Pour François Loyer, ce travail sur l'image doit être dépassé, dans le cas de Paris, par l'analyse des modèles typologiques existants, que l'on observe lorsque l'on passe d'un lieu à l'autre. À la place de la protection passive d'un état existant, qui n'en vaut pas toujours la peine, il préconise plutôt de réactualiser et de redynamiser les règles typologiques afin de permettre un renouvellement du bâti dans le respect de la multiplicité des modèles. Un résultat qui pourrait être atteint par la mise au point de règles adaptées.

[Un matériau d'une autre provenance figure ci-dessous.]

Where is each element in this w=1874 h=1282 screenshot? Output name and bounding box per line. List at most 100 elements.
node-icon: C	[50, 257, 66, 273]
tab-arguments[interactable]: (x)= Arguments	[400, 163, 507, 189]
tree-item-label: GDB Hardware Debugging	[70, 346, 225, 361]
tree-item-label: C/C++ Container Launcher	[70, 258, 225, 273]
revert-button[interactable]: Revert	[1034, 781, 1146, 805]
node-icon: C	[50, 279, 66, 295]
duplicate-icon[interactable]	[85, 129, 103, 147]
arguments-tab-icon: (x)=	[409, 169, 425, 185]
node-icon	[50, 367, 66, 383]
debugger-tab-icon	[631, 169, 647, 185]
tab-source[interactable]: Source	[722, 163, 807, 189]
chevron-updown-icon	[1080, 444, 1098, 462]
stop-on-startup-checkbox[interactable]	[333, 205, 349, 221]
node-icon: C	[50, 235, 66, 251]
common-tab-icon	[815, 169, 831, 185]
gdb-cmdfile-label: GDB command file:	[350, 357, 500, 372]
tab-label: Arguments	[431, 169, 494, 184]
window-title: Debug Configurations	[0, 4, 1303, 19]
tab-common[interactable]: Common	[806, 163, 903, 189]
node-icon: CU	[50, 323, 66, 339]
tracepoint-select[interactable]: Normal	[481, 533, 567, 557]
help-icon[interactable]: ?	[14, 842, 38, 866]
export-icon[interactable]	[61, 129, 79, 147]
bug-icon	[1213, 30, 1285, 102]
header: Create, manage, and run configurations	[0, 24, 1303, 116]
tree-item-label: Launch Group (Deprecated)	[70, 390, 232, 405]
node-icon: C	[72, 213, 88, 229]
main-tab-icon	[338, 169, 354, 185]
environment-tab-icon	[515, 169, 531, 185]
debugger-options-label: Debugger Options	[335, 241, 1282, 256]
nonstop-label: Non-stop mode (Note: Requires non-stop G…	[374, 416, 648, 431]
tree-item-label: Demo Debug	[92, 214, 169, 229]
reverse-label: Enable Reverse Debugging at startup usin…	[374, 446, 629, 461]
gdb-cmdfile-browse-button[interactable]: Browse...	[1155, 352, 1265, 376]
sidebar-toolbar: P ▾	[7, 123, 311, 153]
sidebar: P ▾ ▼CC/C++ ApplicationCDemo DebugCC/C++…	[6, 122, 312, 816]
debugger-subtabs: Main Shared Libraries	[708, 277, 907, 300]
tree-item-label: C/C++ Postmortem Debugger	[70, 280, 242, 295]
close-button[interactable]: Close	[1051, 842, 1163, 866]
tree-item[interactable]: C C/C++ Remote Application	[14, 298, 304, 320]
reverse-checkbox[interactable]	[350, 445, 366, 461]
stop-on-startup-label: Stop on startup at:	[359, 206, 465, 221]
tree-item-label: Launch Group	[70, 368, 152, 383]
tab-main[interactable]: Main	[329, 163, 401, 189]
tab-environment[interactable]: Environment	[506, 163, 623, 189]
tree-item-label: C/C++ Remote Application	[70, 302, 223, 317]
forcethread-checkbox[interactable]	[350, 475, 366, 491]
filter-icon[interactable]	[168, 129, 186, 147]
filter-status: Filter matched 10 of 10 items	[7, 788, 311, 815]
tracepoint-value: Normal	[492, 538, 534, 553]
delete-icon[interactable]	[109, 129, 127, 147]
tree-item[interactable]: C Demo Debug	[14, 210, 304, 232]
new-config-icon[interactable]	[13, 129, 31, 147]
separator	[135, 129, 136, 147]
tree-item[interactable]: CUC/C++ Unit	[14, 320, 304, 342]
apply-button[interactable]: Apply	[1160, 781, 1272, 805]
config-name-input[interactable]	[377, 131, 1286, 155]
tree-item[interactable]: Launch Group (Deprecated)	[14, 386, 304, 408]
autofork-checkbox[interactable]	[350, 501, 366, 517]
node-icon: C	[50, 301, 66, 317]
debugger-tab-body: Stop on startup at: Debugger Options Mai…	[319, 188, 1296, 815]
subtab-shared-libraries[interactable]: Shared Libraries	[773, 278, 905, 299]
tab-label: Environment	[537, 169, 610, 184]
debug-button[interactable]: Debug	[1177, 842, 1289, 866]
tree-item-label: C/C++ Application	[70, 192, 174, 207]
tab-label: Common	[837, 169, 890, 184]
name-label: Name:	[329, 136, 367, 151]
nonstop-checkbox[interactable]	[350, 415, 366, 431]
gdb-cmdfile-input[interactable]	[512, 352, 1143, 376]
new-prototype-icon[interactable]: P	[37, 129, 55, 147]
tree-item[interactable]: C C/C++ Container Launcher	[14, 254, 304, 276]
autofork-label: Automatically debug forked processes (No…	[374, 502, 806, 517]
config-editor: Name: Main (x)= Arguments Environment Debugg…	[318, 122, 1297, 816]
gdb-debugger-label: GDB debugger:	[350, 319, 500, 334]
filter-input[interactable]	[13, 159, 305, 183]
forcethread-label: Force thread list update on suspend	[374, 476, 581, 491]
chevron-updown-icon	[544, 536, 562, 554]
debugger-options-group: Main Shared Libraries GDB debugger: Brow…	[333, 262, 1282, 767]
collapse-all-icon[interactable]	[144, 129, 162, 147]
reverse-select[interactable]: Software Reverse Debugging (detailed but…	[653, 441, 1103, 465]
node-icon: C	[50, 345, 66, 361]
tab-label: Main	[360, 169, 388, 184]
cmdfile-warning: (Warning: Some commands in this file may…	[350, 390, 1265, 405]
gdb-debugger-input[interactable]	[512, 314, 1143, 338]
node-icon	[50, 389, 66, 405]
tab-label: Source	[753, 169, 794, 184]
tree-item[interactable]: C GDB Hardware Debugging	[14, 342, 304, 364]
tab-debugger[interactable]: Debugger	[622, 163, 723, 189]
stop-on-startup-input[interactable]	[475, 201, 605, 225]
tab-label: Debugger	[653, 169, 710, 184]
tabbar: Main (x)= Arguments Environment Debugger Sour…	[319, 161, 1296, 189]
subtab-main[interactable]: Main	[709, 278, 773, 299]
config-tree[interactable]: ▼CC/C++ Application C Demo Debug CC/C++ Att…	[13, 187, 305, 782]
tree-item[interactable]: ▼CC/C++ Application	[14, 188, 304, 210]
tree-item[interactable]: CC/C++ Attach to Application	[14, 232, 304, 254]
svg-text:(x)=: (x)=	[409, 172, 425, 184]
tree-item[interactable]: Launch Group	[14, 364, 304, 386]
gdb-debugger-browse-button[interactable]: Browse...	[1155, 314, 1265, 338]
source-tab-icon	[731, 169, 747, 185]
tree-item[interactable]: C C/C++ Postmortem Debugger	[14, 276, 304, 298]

Quant à la notion de quartier, elle ne peut être saisie exclusivement à travers ce travail sur la forme, et sans doute faut-il renoncer à vouloir l'appréhender uniquement sur un plan architectural et urbain.  Entre la réalité sociale et l'environnement bâti, la composante culturelle s'insinue et constitue une sorte de lien imaginaire.  Le quartier peut donc être décrit comme un état intermédiaire, de type culturel, à la jonction d'une réalité économique et sociale et d'une réalité matérielle. Le sentiment d'agression ressenti par les habitants de quartiers récents dont on démolit des barres et les tours exprime bien cette situation complexe dans ces destructions, ce qui est en jeu, c'est moins la matérialité des tours que la vie sociale et l'histoire qui y sont attachées et qui disparaissent. Prétendre que le quartier est, avant tout, une notion culturelle conduit à analyser à la fois les morphologies qui existent, la façon dont les groupes sociaux cohabitent, et à rechercher les solutions possibles pour l'avenir, à travers l'indispensable médiation culturelle que constituent le travail de projet et la production de règles architecturales et urbaines.

Compte rendu par Lionel Engrand et André Lortie

1. Partenaire actif de l'équipe de l'Apur ayant contribué à la mise au point du premier plan d'occupation des sols de Paris, François Loyer revient sur les conditions de ce travail dans l'article qui clôt ce chapitre.